您将需要使用正则表达式来实现这一点。由于您已指定 BATCH 作为首选脚本语言,因此我们需要添加该功能。我们可以通过多种方式实现这一点,但我喜欢此版本由 dostips.com 上名为 Dave Benham 的某人编写,因为它仅使用应该已经存在于您的机器上的二进制文件:

@if (@X)==(@Y) @end /* Harmless hybrid line that begins a JScript comment

::************ Documentation ***********
::REPL.BAT version 4.1
:::
:::REPL  Search  Replace  [Options  [SourceVar]]
:::REPL  /?[REGEX|REPLACE]
:::REPL  /V
:::
:::  Performs a global regular expression search and replace operation on
:::  each line of input from stdin and prints the result to stdout.
:::
:::  Each parameter may be optionally enclosed by double quotes. The double
:::  quotes are not considered part of the argument. The quotes are required
:::  if the parameter contains a batch token delimiter like space, tab, comma,
:::  semicolon. The quotes should also be used if the argument contains a
:::  batch special character like &, |, etc. so that the special character
:::  does not need to be escaped with ^.
:::
:::  If called with a single argument of /?, then prints help documentation
:::  to stdout. If a single argument of /?REGEX, then opens up Microsoft's
:::  JScript regular expression documentation within your browser. If a single
:::  argument of /?REPLACE, then opens up Microsoft's JScript REPLACE
:::  documentation within your browser.
:::
:::  If called with a single argument of /V, case insensitive, then prints
:::  the version of REPL.BAT.
:::
:::  Search  - By default, this is a case sensitive JScript (ECMA) regular
:::            expression expressed as a string.
:::
:::            JScript regex syntax documentation is available at
:::            http://msdn.microsoft.com/en-us/library/ae5bf541(v=vs.80).aspx
:::
:::  Replace - By default, this is the string to be used as a replacement for
:::            each found search expression. Full support is provided for
:::            substituion patterns available to the JScript replace method.
:::
:::            For example, $& represents the portion of the source that matched
:::            the entire search pattern, $1 represents the first captured
:::            submatch, $2 the second captured submatch, etc. A $ literal
:::            can be escaped as $$.
:::
:::            An empty replacement string must be represented as "".
:::
:::            Replace substitution pattern syntax is fully documented at
:::            http://msdn.microsoft.com/en-US/library/efy6s3e6(v=vs.80).aspx
:::
:::  Options - An optional string of characters used to alter the behavior
:::            of REPL. The option characters are case insensitive, and may
:::            appear in any order.
:::
:::            I - Makes the search case-insensitive.
:::
:::            L - The Search is treated as a string literal instead of a
:::                regular expression. Also, all $ found in Replace are
:::                treated as $ literals.
:::
:::            B - The Search must match the beginning of a line.

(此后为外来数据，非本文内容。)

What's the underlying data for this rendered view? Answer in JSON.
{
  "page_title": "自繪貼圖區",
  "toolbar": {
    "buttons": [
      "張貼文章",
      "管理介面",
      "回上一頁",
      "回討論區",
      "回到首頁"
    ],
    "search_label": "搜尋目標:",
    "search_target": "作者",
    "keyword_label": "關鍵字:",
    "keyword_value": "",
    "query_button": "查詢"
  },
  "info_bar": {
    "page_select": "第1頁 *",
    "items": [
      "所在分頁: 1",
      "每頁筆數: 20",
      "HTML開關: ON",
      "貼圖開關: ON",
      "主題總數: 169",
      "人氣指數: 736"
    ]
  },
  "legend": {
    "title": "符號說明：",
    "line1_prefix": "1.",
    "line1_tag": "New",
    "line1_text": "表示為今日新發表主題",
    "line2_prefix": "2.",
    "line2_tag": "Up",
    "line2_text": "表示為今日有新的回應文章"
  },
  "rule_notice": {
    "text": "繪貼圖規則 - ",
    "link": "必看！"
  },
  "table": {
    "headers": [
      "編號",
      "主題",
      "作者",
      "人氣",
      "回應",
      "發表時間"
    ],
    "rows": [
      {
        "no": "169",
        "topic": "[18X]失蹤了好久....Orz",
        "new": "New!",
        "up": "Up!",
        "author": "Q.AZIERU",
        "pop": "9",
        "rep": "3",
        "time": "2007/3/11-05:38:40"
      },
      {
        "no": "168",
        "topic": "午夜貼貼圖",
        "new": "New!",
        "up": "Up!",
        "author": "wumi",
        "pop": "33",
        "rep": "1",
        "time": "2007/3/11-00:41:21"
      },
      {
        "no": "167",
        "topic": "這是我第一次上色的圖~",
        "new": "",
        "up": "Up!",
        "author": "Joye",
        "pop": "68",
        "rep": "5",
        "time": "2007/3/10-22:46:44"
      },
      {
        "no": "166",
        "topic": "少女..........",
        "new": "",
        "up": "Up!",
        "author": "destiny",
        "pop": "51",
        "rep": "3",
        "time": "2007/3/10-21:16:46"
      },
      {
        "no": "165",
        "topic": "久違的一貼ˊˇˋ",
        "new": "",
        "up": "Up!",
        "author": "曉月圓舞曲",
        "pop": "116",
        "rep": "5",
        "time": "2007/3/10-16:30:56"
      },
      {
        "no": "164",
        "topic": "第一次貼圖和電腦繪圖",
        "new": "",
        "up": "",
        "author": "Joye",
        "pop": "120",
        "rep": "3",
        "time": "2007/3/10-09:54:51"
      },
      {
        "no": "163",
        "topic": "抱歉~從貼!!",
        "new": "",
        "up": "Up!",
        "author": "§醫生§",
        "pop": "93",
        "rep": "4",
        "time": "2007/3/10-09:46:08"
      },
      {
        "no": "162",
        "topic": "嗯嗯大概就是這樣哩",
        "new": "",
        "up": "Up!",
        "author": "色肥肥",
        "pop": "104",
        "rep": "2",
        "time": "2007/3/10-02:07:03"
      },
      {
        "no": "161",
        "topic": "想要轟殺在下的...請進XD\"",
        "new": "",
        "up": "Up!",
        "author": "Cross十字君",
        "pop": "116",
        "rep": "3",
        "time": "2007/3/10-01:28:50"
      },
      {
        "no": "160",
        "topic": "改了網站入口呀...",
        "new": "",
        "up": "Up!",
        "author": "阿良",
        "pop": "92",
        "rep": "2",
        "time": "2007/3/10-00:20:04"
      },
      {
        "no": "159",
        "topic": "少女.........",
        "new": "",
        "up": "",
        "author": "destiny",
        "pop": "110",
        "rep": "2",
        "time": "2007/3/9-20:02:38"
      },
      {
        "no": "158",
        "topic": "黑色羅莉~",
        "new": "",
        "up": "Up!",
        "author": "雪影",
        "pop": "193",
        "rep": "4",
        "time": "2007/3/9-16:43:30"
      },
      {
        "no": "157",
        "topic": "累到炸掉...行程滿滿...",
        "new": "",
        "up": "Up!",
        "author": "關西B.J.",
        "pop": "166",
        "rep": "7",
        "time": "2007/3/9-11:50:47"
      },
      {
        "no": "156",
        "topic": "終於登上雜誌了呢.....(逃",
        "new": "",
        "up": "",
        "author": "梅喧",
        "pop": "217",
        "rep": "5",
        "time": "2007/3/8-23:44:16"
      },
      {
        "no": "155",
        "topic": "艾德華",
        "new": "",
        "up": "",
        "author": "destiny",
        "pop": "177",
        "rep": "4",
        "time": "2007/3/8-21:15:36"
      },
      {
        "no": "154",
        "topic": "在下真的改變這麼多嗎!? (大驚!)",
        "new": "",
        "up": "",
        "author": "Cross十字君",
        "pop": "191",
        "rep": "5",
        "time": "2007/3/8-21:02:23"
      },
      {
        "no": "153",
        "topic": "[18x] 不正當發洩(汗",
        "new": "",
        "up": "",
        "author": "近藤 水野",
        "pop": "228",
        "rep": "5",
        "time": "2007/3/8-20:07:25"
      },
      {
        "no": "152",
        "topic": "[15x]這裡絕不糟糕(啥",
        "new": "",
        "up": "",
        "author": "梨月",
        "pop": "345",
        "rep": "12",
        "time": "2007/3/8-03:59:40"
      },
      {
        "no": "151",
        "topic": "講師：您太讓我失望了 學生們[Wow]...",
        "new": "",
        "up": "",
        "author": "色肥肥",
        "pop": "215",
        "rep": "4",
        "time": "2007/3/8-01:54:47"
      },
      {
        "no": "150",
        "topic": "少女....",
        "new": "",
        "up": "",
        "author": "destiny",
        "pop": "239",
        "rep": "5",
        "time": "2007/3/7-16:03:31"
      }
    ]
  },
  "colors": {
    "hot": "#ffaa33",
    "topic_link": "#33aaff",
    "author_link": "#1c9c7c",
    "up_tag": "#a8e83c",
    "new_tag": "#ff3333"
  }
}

:::                Mostly used with literal searches.
:::
:::            E - The Search must match the end of a line.
:::                Mostly used with literal searches.
:::
:::            V - Search and Replace represent the name of environment
:::                variables that contain the respective values. An undefined
:::                variable is treated as an empty string.
:::
:::            A - Only print altered lines. Unaltered lines are discarded.
:::                If both the M and V options are present, then prints the
:::                entire result if there was a change anywhere in the string.

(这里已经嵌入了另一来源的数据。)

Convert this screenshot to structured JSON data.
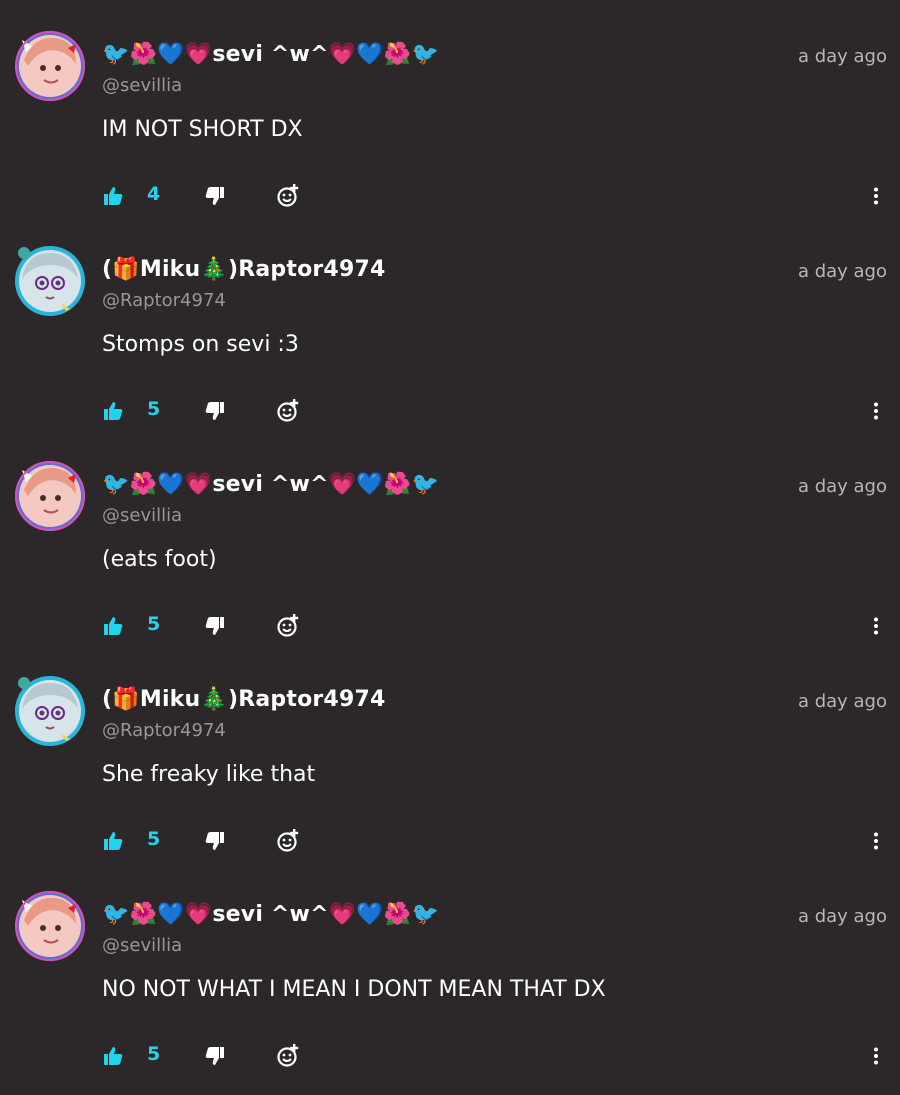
{
  "colors": {
    "background": "#2c2829",
    "accent": "#22d3ee",
    "muted_text": "#9a9596",
    "timestamp_text": "#b9b5b6"
  },
  "icons": {
    "like": "thumbs-up-icon",
    "dislike": "thumbs-down-icon",
    "react": "add-reaction-icon",
    "more": "more-vertical-icon"
  },
  "comments": [
    {
      "display_name": "🐦🌺💙💗sevi ^w^💗💙🌺🐦",
      "handle": "@sevillia",
      "timestamp": "a day ago",
      "text": "IM NOT SHORT DX",
      "likes": "4",
      "avatar": "sevi"
    },
    {
      "display_name": "(🎁Miku🎄)Raptor4974",
      "handle": "@Raptor4974",
      "timestamp": "a day ago",
      "text": "Stomps on sevi :3",
      "likes": "5",
      "avatar": "raptor"
    },
    {
      "display_name": "🐦🌺💙💗sevi ^w^💗💙🌺🐦",
      "handle": "@sevillia",
      "timestamp": "a day ago",
      "text": "(eats foot)",
      "likes": "5",
      "avatar": "sevi"
    },
    {
      "display_name": "(🎁Miku🎄)Raptor4974",
      "handle": "@Raptor4974",
      "timestamp": "a day ago",
      "text": "She freaky like that",
      "likes": "5",
      "avatar": "raptor"
    },
    {
      "display_name": "🐦🌺💙💗sevi ^w^💗💙🌺🐦",
      "handle": "@sevillia",
      "timestamp": "a day ago",
      "text": "NO NOT WHAT I MEAN I DONT MEAN THAT DX",
      "likes": "5",
      "avatar": "sevi"
    }
  ]
}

:::                The A option is incompatible with the M option unless the S
:::                option is also present.
:::
:::            M - Multi-line mode. The entire contents of stdin is read and
:::                processed in one pass instead of line by line, thus enabling
:::                search for \n. This also enables preservation of the original
:::                line terminators. If the M option is not present, then every
:::                printed line is termiated with carriage return and line feed.

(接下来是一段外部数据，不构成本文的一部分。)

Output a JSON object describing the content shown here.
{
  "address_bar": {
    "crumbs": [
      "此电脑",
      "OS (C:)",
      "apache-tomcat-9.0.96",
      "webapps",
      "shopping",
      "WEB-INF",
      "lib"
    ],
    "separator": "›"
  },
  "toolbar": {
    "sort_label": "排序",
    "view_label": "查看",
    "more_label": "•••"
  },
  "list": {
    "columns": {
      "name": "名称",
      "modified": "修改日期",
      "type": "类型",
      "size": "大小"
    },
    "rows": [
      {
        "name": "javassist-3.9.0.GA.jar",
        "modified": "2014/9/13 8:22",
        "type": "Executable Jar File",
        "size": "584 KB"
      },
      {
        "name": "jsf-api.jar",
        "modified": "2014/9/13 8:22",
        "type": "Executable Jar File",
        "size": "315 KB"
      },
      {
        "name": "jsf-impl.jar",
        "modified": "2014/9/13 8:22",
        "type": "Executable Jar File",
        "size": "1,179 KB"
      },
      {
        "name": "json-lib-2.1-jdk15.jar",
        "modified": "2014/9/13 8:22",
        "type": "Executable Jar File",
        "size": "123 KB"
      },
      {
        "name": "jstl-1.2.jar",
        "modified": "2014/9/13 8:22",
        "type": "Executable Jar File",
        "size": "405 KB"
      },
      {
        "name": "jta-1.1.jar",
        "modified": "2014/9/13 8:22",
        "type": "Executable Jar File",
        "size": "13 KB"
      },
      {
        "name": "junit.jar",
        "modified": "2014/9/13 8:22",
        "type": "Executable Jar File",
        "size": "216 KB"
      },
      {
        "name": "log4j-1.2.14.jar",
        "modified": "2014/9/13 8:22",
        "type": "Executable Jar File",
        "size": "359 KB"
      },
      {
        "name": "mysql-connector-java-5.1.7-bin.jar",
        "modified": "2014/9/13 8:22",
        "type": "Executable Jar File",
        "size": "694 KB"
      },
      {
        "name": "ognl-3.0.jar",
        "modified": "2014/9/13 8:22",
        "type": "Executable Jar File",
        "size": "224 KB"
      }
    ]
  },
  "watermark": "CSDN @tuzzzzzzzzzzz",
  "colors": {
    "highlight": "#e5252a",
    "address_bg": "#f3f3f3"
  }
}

:::                The M option is incompatible with the A option unless the S
:::                option is also present.
:::
:::                Note: If working with binary data containing NULL bytes,
:::                      then the M option must be used.
:::
:::            X - Enables extended substitution pattern syntax with support
:::                for the following escape sequences within the Replace string:
:::
:::                \\     -  Backslash
:::                \b     -  Backspace
:::                \f     -  Formfeed
:::                \n     -  Newline
:::                \q     -  Quote
:::                \r     -  Carriage Return
:::                \t     -  Horizontal Tab
:::                \v     -  Vertical Tab
:::                \xnn   -  Extended ASCII byte code expressed as 2 hex digits
:::                \unnnn -  Unicode character expressed as 4 hex digits
:::
:::                Also enables the \q escape sequence for the Search string.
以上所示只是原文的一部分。